Stiff may cover material that could be considered morbid by some (appropriately, I suppose), but Roach injects a fair amount of wit into the proceedings. Donating your corpse to science is certainly a noble deed, but you should probably strike out any thoughts of your being key to cancer's cure. The unlife of a cadaver is certainly not glamorous, despite its necessity for science and study.
It hadn't occurred to me that cadavers would be put through so many paces upon a person's expiration, so Stiff presents an eye-opening view of what happens to all those bodies donated to science. While there are plenty of uses for cadavers in medical research (how do you think doctors get so good at performing face lifts?), the auto industry also has a keen interest in determining the safety of their automobiles and how human bodies will be impacted by collisions and car accidents. Forensic research is a must, and fresh bodies make their way to the University of Tennessee, Knoxville's Body Farm where forensic anthropologists can study decay rates in a variety of settings (buried, exposed, stuffed into car trunks) helpful in crime scenes. And, of course, somebody has to learn, first-hand, how to sew an anus shut so a corpse's fluids don't leak out during a funeral viewing.

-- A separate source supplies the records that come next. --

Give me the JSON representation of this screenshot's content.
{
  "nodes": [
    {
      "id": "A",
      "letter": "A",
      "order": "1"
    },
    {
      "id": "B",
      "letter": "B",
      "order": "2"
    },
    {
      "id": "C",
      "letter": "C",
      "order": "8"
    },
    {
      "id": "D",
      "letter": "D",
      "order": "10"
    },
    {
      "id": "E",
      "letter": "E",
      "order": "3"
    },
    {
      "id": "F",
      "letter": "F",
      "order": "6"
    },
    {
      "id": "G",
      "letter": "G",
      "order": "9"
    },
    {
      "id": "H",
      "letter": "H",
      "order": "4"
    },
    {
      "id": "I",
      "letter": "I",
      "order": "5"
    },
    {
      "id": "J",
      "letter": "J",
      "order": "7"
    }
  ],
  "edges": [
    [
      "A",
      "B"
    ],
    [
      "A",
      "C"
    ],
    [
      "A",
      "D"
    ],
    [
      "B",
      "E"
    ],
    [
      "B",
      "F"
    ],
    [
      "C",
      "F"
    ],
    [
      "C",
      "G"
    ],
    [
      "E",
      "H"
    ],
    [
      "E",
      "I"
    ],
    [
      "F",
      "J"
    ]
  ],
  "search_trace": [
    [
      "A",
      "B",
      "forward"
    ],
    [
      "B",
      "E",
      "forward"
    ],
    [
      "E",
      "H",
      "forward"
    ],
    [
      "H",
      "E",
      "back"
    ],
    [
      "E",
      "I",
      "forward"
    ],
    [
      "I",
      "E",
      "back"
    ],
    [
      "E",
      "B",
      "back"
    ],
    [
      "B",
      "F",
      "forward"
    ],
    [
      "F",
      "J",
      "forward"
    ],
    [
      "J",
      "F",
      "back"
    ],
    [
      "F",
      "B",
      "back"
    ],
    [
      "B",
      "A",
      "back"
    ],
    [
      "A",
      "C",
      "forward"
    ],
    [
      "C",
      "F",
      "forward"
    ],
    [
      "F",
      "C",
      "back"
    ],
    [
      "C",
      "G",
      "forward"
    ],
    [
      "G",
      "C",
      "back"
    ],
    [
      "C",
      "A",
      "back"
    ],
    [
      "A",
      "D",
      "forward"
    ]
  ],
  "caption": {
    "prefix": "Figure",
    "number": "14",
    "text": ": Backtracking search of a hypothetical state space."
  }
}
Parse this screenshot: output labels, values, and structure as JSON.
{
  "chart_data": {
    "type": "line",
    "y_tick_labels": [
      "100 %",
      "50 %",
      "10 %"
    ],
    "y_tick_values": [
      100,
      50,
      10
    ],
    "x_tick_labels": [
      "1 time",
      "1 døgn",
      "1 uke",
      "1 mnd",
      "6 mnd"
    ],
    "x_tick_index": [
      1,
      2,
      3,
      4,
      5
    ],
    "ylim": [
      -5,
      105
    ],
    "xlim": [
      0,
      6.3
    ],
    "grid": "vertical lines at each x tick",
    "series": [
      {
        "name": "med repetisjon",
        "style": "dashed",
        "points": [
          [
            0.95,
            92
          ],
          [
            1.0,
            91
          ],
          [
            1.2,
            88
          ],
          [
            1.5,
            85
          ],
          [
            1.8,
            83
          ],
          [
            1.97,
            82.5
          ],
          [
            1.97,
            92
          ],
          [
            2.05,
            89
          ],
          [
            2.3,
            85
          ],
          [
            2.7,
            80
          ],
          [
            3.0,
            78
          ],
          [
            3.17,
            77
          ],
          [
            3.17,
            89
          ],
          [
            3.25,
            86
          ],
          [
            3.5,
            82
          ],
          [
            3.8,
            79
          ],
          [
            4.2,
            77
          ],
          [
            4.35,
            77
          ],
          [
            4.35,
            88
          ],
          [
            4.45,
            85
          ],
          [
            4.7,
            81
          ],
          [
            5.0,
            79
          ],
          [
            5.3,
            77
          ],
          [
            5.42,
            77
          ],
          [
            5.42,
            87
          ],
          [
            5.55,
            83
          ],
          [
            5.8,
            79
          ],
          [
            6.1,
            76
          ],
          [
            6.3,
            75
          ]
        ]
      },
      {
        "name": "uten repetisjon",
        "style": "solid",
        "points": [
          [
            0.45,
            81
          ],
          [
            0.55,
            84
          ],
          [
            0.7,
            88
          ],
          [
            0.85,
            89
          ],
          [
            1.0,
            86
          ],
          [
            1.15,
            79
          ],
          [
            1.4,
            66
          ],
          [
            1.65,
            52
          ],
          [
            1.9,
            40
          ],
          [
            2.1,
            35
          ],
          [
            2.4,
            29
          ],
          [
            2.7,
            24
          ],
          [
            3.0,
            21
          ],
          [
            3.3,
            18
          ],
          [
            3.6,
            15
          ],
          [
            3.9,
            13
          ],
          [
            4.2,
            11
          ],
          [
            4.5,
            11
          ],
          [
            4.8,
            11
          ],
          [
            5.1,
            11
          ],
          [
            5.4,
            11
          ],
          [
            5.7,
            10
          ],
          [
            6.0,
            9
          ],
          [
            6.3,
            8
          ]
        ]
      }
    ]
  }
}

Roach relies heavily on field investigation and interviews directly with her sources, in addition to a bevvy of research. The history of obtaining cadavers is a grisly and sordid affair, and Roach covers it all, from body snatching to guillotines and donations, either by law or decree of consent.

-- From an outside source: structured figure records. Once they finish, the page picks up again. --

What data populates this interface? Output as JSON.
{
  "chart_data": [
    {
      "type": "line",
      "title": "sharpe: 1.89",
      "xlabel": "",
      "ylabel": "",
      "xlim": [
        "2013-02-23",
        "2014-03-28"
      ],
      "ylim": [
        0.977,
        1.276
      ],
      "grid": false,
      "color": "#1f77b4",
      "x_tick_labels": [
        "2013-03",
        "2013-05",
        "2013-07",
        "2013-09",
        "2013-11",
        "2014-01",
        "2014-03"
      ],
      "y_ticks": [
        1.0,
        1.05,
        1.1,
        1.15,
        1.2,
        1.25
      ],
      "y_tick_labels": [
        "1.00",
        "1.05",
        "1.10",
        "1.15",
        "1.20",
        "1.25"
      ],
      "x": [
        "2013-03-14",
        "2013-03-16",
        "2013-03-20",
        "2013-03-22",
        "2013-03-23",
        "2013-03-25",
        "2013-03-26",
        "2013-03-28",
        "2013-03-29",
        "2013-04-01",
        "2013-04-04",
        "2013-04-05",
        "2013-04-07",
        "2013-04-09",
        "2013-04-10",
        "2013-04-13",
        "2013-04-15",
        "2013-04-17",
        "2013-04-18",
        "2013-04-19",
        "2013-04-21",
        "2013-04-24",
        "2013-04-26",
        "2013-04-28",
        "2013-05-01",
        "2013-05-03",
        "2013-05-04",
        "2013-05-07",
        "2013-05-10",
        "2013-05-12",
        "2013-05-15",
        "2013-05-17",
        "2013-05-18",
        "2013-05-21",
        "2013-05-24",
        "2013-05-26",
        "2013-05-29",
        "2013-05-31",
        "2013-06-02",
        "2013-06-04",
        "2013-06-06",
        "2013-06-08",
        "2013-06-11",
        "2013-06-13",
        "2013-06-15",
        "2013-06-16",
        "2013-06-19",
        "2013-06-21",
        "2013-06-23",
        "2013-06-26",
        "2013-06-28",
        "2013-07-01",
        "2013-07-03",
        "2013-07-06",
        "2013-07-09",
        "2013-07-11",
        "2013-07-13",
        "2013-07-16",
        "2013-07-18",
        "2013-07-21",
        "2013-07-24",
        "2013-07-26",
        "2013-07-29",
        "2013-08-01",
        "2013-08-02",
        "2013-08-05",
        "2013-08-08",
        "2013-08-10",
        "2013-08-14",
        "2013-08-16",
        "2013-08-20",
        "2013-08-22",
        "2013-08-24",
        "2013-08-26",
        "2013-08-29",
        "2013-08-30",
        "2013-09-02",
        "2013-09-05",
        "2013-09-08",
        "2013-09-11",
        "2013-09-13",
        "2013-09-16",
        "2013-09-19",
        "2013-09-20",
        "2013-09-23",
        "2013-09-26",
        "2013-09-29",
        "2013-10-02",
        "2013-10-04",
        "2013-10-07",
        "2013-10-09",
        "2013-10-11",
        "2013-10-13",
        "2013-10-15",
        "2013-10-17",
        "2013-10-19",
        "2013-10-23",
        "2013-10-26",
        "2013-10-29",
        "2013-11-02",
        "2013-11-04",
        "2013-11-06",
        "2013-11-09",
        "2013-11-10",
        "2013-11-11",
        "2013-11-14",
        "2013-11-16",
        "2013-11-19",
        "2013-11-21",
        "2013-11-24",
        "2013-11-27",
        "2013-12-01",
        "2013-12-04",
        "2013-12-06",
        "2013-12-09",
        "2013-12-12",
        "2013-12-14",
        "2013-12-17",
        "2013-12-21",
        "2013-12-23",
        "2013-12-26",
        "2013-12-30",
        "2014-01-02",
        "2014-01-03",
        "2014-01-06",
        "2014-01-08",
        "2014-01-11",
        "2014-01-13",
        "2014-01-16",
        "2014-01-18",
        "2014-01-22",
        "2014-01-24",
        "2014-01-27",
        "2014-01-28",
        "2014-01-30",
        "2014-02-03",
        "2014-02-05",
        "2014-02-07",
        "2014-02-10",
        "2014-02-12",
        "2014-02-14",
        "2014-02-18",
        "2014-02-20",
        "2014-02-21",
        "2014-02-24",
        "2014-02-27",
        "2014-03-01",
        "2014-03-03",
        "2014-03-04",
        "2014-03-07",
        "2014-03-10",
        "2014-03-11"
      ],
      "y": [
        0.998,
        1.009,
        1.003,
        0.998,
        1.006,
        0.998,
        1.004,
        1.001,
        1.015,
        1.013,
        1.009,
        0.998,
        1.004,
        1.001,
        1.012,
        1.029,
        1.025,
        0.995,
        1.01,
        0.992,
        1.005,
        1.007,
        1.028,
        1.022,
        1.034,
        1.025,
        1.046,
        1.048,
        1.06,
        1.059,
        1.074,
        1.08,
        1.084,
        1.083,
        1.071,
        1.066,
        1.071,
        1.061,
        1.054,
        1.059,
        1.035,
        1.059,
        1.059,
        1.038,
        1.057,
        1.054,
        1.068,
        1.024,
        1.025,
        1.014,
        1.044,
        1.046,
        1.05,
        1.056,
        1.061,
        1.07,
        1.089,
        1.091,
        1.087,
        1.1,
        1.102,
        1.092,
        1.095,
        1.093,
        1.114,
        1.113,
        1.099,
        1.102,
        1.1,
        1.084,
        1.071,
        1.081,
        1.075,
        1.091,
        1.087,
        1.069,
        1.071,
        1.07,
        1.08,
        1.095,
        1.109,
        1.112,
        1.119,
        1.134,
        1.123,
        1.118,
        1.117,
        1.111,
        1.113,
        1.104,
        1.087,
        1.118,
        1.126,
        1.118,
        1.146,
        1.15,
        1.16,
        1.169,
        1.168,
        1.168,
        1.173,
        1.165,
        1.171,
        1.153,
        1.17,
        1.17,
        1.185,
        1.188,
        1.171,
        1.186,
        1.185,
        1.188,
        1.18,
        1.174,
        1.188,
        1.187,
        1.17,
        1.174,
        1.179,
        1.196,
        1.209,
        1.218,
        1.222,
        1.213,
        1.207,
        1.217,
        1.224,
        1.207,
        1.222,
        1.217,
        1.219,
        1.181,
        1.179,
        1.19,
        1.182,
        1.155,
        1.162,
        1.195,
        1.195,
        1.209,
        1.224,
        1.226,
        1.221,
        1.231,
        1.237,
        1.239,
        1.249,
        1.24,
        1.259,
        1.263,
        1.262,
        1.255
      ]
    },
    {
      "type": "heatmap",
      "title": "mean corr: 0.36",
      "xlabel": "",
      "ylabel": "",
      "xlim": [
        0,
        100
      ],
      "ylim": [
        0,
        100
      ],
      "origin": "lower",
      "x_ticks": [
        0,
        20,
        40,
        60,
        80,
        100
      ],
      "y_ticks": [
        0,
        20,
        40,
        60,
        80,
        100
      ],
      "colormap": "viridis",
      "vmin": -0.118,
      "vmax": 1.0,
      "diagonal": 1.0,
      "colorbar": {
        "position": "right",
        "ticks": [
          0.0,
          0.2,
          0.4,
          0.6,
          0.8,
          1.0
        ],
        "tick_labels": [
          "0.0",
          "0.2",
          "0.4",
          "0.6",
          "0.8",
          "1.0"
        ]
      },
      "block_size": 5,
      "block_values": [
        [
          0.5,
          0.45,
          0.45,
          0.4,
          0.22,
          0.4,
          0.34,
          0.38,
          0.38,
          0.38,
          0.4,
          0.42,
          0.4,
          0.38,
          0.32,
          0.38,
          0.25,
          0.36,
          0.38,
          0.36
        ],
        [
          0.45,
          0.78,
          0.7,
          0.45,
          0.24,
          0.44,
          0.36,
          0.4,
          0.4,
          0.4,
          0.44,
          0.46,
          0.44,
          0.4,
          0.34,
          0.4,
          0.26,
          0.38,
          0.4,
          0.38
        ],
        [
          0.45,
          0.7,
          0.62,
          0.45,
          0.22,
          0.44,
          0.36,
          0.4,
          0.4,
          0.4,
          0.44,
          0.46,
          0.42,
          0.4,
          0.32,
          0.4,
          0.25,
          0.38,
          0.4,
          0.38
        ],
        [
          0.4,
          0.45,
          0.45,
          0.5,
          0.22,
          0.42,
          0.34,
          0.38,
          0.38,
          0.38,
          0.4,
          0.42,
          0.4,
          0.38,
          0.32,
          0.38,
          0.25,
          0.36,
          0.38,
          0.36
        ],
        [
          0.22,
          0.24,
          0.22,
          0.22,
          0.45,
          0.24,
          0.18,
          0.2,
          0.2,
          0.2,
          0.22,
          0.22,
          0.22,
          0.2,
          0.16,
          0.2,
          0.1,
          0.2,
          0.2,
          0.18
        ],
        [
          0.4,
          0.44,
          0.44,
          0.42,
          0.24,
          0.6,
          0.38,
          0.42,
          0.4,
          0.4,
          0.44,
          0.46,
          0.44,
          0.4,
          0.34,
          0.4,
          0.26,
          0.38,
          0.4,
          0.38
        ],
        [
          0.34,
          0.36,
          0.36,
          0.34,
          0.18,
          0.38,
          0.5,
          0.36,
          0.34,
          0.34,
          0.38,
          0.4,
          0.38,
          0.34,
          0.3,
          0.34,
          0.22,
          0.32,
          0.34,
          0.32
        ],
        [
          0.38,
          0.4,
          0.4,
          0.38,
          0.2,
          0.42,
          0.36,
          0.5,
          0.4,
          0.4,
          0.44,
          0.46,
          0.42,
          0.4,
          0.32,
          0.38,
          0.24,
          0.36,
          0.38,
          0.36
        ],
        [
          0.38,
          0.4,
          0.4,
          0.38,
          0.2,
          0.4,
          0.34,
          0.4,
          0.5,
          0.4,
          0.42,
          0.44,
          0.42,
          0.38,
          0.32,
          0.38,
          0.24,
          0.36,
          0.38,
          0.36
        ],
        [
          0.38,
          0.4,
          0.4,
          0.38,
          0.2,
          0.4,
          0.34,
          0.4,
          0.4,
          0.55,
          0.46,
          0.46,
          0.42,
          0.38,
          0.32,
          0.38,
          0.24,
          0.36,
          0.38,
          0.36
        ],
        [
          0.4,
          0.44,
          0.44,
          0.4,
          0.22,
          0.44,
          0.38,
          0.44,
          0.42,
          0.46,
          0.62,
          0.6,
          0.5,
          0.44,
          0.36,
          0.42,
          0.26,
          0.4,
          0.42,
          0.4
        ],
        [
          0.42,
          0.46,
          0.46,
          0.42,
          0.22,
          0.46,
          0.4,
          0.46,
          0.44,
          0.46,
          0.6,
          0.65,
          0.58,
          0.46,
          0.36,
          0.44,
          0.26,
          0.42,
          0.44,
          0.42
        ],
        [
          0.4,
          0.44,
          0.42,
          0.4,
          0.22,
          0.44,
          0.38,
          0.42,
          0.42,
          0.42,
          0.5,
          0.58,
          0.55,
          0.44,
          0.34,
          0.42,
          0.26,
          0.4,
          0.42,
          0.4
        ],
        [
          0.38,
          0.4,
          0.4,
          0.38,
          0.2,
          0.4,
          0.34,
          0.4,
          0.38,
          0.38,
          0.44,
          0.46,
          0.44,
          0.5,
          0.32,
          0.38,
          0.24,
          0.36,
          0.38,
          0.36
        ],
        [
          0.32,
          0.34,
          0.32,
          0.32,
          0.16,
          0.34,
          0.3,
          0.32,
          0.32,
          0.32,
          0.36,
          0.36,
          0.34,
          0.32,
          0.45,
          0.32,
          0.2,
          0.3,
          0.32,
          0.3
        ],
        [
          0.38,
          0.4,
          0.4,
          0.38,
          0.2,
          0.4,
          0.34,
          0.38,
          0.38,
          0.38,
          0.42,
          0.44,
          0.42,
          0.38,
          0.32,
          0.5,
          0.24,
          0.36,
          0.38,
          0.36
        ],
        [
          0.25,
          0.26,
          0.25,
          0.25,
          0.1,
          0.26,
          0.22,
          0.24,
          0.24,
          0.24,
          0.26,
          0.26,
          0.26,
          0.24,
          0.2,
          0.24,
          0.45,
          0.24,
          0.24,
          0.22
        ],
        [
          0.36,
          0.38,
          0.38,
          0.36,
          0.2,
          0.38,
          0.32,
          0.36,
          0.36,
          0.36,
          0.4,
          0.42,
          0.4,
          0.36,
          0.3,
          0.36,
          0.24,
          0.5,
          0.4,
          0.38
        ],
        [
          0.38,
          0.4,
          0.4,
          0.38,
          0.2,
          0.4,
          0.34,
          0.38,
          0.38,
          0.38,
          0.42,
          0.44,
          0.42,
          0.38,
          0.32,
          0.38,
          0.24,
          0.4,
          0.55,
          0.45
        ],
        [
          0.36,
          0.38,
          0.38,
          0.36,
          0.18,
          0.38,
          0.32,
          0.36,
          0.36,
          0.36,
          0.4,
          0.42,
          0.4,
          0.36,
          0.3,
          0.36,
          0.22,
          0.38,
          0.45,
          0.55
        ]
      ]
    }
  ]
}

There's a lot of information throughout, but it's never dry or boring. Roach is a very engaging and forthright science writer who does not get bogged down in minutiae or lingo, and makes the work entirely accessible to anybody keen on the topic. Shelly's Fraiser's narration further serves the book's accessibility, and she capture's Roach's dry wit quite well. On the production-end, I did note a small hiccup in which the last two minutes of material are repeated after the publisher's final sound-clip (followed by another, different sound clip for advertising another one of Roach's titles).
After reading Stiff, I can certainly understand the popularity Roach's books engender and I'm now planning on listening to several more of her titles over the coming months.